Sunday, January 24, 2010

Jagged Little Pride

Swallowed any pride lately? I just did and it was sort of like when you accidently swallow a potato chip that is only partially chewed. You feel it scraping the whole way down and for a split-second you think it just might rip open your throat and kill you. It’s pretty unpleasant, but once it passes there is complete and utter relief because you made it through alive. Yup, that is exactly how I feel.

I wonder what makes saying I’m sorry - or even worse saying I’m wrong - so difficult. Is it the little argument (or occasionally all out war) that you have in your head beforehand? My mind moves swiftly between defense and offense, listing explanations and reasons and excuses about why I am justified in my actions– while that judgmental little voice nags in the back of my head telling me why all those reasons are complete and utter B.S.; and let’s be frank here, I know which voice is right from the beginning, but I try to justify anyway.

Isn’t it frustrating knowing what’s right does not make things easier? You would think righteousness would make everything easier, but it doesn’t because righteousness is holding onto a huge, jagged edged potato chip with wrong written all over it. You have to swallow down all of the wrong in order to get to the right. And boy does it hurt to force it down. It is as if that one little act of taking blame threatens who you are as a person.

It is human to want to believe that we are good, right? We need to trust we are living a life of meaning and justice. Sometimes, I think we hide behind a façade of perfection in hopes that we will be loved for our humanitarian efforts. We seem to think goodness makes us more human somehow. But the truth is much messier isn’t it? We aren’t always good, precisely because we are human. We make mistakes. We get insecure and defensive and flat out careless sometimes. Why is it such a crime to be human in our own minds? How often have you put yourself on trial for behaving poorly? How often do you put others on trial for their humanness? (I personally enjoy these trials much more than my own). Why is it so hard to just let things go? To just live and let live?

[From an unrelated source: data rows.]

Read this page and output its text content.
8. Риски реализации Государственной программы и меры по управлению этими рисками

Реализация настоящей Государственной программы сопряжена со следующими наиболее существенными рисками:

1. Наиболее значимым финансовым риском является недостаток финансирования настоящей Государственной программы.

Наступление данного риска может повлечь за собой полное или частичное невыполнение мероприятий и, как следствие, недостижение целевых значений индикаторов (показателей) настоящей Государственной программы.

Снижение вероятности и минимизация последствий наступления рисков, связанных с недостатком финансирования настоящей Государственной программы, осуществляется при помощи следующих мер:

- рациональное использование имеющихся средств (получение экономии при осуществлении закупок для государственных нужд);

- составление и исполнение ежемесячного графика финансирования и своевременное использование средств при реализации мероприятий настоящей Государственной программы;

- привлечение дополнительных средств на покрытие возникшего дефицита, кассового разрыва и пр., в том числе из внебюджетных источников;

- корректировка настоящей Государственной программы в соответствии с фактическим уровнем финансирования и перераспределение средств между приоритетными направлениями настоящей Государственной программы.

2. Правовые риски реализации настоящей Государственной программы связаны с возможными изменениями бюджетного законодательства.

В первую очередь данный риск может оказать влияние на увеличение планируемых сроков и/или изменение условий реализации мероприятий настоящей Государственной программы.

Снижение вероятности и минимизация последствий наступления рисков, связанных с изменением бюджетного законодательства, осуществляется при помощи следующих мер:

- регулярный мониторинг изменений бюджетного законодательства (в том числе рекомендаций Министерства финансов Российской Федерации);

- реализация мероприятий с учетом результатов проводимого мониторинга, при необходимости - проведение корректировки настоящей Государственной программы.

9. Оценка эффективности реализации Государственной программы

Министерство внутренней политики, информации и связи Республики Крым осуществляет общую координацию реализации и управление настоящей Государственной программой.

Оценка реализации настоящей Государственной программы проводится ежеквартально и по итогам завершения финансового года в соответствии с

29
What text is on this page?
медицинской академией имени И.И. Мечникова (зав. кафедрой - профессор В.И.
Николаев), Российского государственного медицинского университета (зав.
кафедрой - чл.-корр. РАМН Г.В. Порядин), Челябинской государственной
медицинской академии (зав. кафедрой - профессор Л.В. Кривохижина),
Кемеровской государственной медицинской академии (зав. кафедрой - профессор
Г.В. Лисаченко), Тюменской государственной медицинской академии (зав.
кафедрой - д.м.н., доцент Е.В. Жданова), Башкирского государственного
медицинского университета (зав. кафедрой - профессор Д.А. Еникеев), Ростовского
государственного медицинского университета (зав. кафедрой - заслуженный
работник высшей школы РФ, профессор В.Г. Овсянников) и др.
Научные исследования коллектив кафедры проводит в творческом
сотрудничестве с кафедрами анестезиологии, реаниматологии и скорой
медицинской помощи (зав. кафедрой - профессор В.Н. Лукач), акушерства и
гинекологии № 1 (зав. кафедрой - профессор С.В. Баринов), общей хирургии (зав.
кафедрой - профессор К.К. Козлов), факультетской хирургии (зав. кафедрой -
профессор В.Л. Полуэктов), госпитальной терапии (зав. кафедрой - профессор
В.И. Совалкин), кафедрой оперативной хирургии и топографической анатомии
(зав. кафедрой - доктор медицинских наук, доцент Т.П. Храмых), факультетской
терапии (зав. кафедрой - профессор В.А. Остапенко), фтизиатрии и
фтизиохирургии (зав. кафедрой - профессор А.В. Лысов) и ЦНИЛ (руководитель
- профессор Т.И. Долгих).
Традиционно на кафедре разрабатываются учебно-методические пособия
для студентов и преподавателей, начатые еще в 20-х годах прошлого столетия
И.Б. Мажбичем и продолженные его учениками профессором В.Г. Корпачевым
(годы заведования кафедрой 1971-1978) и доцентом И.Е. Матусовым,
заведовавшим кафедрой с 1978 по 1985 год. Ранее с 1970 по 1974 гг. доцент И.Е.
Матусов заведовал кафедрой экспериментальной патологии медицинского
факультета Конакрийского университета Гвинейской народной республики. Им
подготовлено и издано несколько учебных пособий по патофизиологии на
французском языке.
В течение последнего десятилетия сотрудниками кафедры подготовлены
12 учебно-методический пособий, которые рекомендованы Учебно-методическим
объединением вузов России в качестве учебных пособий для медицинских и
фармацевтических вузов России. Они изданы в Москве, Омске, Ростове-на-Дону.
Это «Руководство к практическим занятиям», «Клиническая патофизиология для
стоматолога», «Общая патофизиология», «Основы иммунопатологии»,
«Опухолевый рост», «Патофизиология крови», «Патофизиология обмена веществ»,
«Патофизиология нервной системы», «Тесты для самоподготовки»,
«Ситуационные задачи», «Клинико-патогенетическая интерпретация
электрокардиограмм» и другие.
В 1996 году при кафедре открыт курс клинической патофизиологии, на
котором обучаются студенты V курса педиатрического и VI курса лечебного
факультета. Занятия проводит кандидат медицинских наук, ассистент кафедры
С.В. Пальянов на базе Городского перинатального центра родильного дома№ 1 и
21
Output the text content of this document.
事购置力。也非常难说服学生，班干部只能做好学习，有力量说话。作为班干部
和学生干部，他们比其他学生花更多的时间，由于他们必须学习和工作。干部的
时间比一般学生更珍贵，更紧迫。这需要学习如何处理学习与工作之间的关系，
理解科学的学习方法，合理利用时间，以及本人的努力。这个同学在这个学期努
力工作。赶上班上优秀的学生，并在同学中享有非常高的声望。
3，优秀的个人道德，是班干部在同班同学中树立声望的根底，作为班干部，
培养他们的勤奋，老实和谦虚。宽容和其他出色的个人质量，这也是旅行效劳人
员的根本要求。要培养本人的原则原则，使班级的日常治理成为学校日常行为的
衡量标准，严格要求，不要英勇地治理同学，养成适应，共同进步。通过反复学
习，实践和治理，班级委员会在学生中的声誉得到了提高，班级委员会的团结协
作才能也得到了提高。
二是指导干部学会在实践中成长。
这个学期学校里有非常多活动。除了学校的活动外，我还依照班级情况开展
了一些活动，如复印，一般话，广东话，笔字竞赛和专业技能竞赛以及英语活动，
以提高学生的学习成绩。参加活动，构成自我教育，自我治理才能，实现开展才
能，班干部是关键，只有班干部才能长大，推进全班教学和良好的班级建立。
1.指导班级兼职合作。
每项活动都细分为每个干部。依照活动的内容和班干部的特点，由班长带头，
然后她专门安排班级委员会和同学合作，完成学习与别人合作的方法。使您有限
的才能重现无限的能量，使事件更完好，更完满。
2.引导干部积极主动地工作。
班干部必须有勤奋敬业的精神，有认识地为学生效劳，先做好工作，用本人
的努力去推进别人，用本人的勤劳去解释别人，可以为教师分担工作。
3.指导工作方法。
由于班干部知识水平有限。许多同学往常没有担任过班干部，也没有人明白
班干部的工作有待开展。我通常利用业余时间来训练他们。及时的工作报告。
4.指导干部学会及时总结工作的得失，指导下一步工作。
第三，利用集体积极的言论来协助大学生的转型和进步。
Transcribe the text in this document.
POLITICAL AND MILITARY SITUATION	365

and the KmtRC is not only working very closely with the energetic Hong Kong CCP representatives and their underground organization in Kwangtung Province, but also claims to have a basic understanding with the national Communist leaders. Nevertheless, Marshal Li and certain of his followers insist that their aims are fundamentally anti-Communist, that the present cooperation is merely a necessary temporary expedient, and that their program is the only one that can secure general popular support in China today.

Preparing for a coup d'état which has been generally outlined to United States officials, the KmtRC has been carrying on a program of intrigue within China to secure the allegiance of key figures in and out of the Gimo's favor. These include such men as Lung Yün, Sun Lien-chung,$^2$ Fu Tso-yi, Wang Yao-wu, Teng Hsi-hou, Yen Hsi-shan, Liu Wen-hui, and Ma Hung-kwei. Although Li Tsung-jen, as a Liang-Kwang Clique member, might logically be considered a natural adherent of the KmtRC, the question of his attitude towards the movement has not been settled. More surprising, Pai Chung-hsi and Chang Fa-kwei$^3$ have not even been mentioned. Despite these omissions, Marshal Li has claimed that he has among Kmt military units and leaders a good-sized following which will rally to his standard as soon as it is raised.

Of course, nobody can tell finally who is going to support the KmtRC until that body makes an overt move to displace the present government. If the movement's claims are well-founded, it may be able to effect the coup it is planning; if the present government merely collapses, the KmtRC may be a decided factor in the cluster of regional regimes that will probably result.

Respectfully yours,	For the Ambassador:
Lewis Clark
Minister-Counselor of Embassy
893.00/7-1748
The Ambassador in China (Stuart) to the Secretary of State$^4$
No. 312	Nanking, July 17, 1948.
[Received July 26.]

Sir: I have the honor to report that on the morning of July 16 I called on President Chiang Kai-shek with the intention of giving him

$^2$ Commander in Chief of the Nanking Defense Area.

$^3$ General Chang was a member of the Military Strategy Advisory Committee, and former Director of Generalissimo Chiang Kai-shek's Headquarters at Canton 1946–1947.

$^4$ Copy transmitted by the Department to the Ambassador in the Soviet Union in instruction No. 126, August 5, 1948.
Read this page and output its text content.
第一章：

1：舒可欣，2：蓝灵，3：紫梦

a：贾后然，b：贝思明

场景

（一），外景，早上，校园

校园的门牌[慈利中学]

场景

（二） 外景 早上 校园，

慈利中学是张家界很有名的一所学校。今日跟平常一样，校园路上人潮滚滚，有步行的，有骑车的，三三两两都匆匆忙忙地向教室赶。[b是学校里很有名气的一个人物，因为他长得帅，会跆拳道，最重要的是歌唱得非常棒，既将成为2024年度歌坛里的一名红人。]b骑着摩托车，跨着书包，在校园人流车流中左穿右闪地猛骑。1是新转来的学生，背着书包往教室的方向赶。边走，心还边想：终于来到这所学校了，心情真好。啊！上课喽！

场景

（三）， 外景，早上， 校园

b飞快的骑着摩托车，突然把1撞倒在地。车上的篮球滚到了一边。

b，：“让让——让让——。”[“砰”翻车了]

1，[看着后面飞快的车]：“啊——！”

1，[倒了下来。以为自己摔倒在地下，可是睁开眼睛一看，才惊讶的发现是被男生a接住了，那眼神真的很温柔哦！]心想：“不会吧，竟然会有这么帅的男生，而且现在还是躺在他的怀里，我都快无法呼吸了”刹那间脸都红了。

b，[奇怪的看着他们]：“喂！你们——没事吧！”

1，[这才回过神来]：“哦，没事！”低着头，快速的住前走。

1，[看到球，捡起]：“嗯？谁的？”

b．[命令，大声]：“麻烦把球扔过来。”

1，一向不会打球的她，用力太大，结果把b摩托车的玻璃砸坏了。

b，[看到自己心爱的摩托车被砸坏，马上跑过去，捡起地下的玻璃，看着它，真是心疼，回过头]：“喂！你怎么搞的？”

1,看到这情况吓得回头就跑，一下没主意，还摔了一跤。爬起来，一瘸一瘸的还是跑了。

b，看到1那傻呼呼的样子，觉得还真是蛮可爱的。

Forgiveness is a word that is carelessly thrown around in our culture and so I thought I understood how to forgive and what it conveys. But, I never really grasped its true meaning until I felt real forgiveness for another who had wronged me. It tore down walls within I never knew I had built. Forgiveness created space for love in my heart which cascaded gracefully throughout my life. Eventually that wave of forgiveness allowed me to absolve even myself. There is nothing more freeing than forgiving yourself and those you love for being simple humans. And yet, I still struggle to admit fault.

And so as I sit here, my throat still sore from all I swallowed by accepting blame, feeling the sting of humiliation. I realize it is exactly because I am human that I must sometimes force down my need for righteousness. My humanity demands it from me. Knowing I’m wrong and saying it gives me the opportunity to wash that hard, crooked, sharp potato chip down with the love and relief of a little yellow m&m (The Yellow M&M), and for that I am grateful.